Accessing Metadata

taleinav · October 6, 2023, 6:12pm

For those of us looking for TSV data files: The raw datasets contain the subject, specimen, and experimental data.

Is there a simple way to get gene, cell_type, and protein as TSV files? It seems I may be able to get them from https://www.cmi-pb.org/api/gene], https://www.cmi-pb.org/api/cell_type, and https://www.cmi-pb.org/api/protein as JSON files, but TSV would be preferred, and I wanted to make sure these were the correct up-to-date datasets.

===
As a (possibly related) follow-up question, can you explain how to use the APIs to pull these types of data, and also what the categories Get, Post, Delete, and Patch mean?

Pramod · October 10, 2023, 6:42pm

General/long Answer:

Swagger (now known as OpenAPI) is a specification for building APIs. It provides a standard, language-agnostic interface to RESTful APIs. CMI-PB uses Swagger API to organize APIs and provide data access. There are multiple ways data can be downloaded from CMI-PB swagger-based API.

1) Table specific URIs: We recommend using CMI-PB API or the uniform resource identifier (URI) format i.e., https://www.cmi-pb.org/api/<table_name> to download data for each table. Database schema is avaiable at UNDERSTAND THE DATA - CMI-PB Blog pages page.
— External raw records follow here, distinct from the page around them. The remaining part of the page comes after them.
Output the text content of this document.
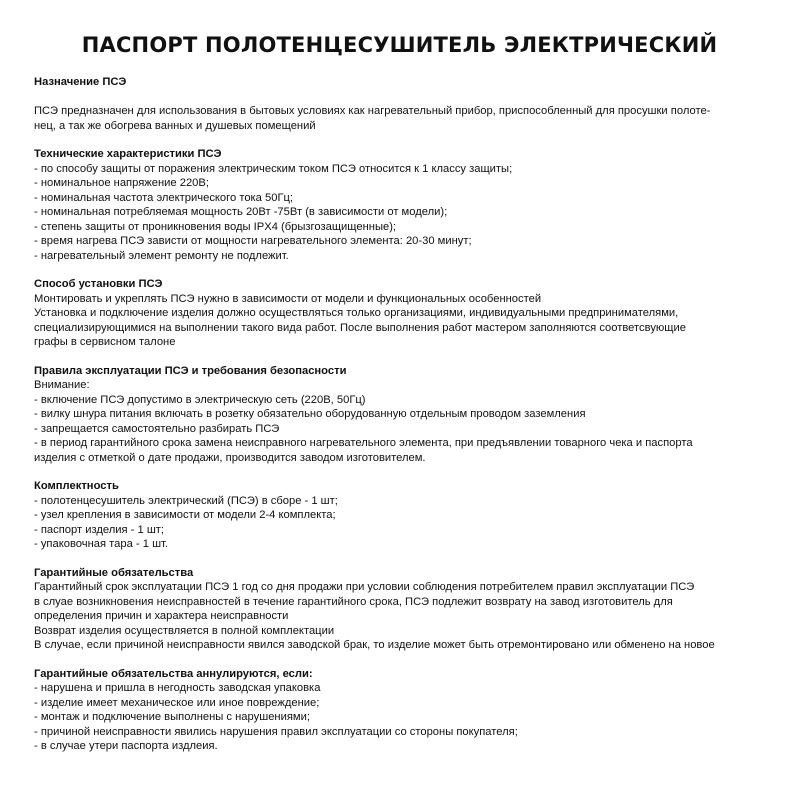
ПАСПОРТ ПОЛОТЕНЦЕСУШИТЕЛЬ ЭЛЕКТРИЧЕСКИЙ

Назначение ПСЭ

ПСЭ предназначен для использования в бытовых условиях как нагревательный прибор, приспособленный для просушки полоте-

нец, а так же обогрева ванных и душевых помещений

Технические характеристики ПСЭ

- по способу защиты от поражения электрическим током ПСЭ относится к 1 классу защиты;

- номинальное напряжение 220В;

- номинальная частота электрического тока 50Гц;

- номинальная потребляемая мощность 20Вт -75Вт (в зависимости от модели);

- степень защиты от проникновения воды IPX4 (брызгозащищенные);

- время нагрева ПСЭ зависти от мощности нагревательного элемента: 20-30 минут;

- нагревательный элемент ремонту не подлежит.

Способ установки ПСЭ

Монтировать и укреплять ПСЭ нужно в зависимости от модели и функциональных особенностей

Установка и подключение изделия должно осуществляться только организациями, индивидуальными предпринимателями,

специализирующимися на выполнении такого вида работ. После выполнения работ мастером заполняются соответсвующие

графы в сервисном талоне

Правила эксплуатации ПСЭ и требования безопасности

Внимание:

- включение ПСЭ допустимо в электрическую сеть (220В, 50Гц)

- вилку шнура питания включать в розетку обязательно оборудованную отдельным проводом заземления

- запрещается самостоятельно разбирать ПСЭ

- в период гарантийного срока замена неисправного нагревательного элемента, при предъявлении товарного чека и паспорта

изделия с отметкой о дате продажи, производится заводом изготовителем.

Комплектность

- полотенцесушитель электрический (ПСЭ) в сборе - 1 шт;

- узел крепления в зависимости от модели 2-4 комплекта;

- паспорт изделия - 1 шт;

- упаковочная тара - 1 шт.

Гарантийные обязательства

Гарантийный срок эксплуатации ПСЭ 1 год со дня продажи при условии соблюдения потребителем правил эксплуатации ПСЭ

в слуае возникновения неисправностей в течение гарантийного срока, ПСЭ подлежит возврату на завод изготовитель для

определения причин и характера неисправности

Возврат изделия осуществляется в полной комплектации

В случае, если причиной неисправности явился заводской брак, то изделие может быть отремонтировано или обменено на новое

Гарантийные обязательства аннулируются, если:

- нарушена и пришла в негодность заводская упаковка

- изделие имеет механическое или иное повреждение;

- монтаж и подключение выполнены с нарушениями;

- причиной неисправности явились нарушения правил эксплуатации со стороны покупателя;

- в случае утери паспорта издлеия.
This method only provides data in json format.

2) Using Curl command: Following command will return all rows in the ‘subject’ view that we created. Documentation on querying/filtering is here (Tables and Views — PostgREST 7.0.1 documentation)

curl -X 'GET' \
  'https://www.cmi-pb.org:443/api/v4/subject' \
  -H 'accept: text/csv' \
  -H 'Range-Unit: items' > subject.csv

3) Swagger UI: Many APIs described with Swagger provide a Swagger UI, a visual interface where you can see all available endpoints, try them out, and see their responses. You could use this UI to fetch data by hitting the relevant endpoints.

Steps with an example:

Locate the Endpoint: Once you’re on the Swagger UI, you’ll see a list of available endpoints, organized by HTTP method (GET, POST, PUT, etc.). We recomned using only GET method. Other methods are only for internal purposes. Find the endpoint from which you want to download data. Let’s say you’re looking for an endpoint that fetches subject details.
Click on the Endpoint: When you click on an endpoint in Swagger UI, it expands to show additional details, including the parameters the endpoint accepts, the expected response format, etc.
Enter Parameters (if any): If the endpoint requires any parameters (e.g., biological_sex=eq.Male in limit option), you’ll see input fields where you can enter these parameters. Fill in the necessary details.
Execute the Request: There should be a “Try it out” button or similar. Click on this button. This will execute the API request right from the browser, and Swagger UI will display the request URL, the response body, response code, and headers.
View/Download the Data: Once you execute the request:
A) The response will be displayed in the Swagger UI itself.
B) You can view the data directly in the browser in json or tsv formats.

This will return all rows in the ‘subject’ view that we created. Documentation on querying/filtering is here (Tables and Views — PostgREST 7.0.1 documentation)

Pramod · October 10, 2023, 7:11pm

The short answer:
We are working on providing all metadata files in TSV format from the download repo here. We will keep you posted.

For now, we recommend using the second option (Using Curl command).